El tonto que las lee ahora soy yo en archivo adjunto, meditando sobre si quien me propone felicidad colectiva pretende que lo tenga en cuenta positivamente por haberme recordado allí embutido en un grupo de whatsapp o si ni sabe que pertenezco a él, por permanecer ahí agazapadito, sin rechistar y con las notificaciones silenciadas durante los años que me dejen, y simplemente me ha amontonado en el contenedor de los sin nombre de su lista de contactos para que me alcance algún granito de cariño del que esparce gratuitamente cada vez que puede a gotelé, para demostrarle al mundo que es solidario, atento y amable. Otra cosa ocurriría si le costase 50 céntimos en sellos quererme tanto.
Lo de este año ha sido un bombardeo de amor al soldado desconocido sin parangón. Supongo que se deberá a que cada vez nos perdemos mejor en el mundo virtual y nos hemos rendido a las redes -qué buena descripción- sociales. Si no, siempre está la globalización para echarle la culpa de todo. Alguno, hasta me ha pringado de fraternización universal con el mismo mensaje por partido doble o triple haciendo resurgir de sus cenizas varios grupos de whatsapp que creía desaparecidos. Pero no, son como los volcanes, algunos están activos aunque no rujan, los durmientes te emboscan cuando menos te lo esperas y, realmente, son muy pocos los extintos.

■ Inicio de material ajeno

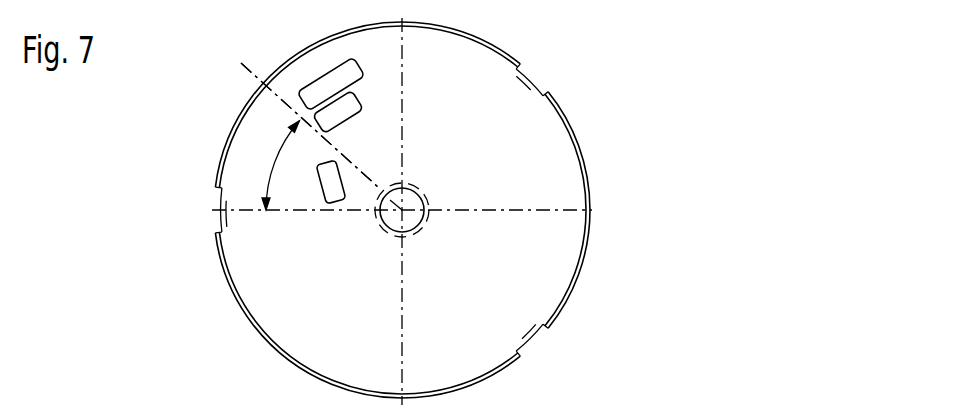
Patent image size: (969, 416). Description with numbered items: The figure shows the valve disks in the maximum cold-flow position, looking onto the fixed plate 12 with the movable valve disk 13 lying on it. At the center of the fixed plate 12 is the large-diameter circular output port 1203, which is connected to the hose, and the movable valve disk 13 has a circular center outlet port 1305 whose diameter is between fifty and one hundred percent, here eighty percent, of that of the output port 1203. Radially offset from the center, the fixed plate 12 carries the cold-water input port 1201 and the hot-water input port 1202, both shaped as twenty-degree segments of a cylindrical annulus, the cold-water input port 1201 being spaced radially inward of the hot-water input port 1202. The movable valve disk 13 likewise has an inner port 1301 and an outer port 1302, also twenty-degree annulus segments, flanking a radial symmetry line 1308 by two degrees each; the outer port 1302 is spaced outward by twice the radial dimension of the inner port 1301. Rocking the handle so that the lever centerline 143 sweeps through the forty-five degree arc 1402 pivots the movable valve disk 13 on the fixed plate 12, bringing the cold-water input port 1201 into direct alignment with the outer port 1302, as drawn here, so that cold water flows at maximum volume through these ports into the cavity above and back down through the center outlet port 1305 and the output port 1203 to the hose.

Y los mismos que utilizan el móvil para cumplir rápido con el expediente de felicitarte por aproximación, sin llamarte por tu nombre, son los que usan los muros de sus perfiles sociales para hacerle peticiones al año nuevo. Se lo piden como si tuviese poderes de concedérselo. Como ponerle velas a un santo, será. O como al enano saltarín o al genio de la lámpara maravillosa, supongo. Le pido al 2019 que tal o cual y tan panchos. Mira la magia de mi melena. Pues eso. Sinceramente, no creo que piensen que sucederá algo sobrenatural que los bendiga y se cumplan sus deseos, más bien que alguien del más acá repare en ellos y en sus buenos propósitos.
Tener una red social es como tener un altavoz. También para el que tenía una voz íntima bajita y tímida. Ahora le das al botón y suena. Y se puede predicar en el desierto. Los que se hablaban a sí mismos, ahora se escriben a sí mismos, pensando que tal vez alguien los escuche, aunque pocos los lean. Que tal vez, la humanidad les oiga y se haga una idea mejor de lo que son o de lo que les gustaría ser. El consejo que me daría a mí mismo y que publico en este muro para que alguien, si quiere, lo escuche es que si pueden, se enreden con la persona apreciada, mejor en un abrazo y en persona. Y si no pueden, porque se encuentra lejos en el espacio o en el tiempo, le envíen mensajes sin parar desde su interior, hasta acabar con cualquier atisbo de desmemoria -incluyendo la de su teléfono móvil, por cierto, siempre insuficiente-.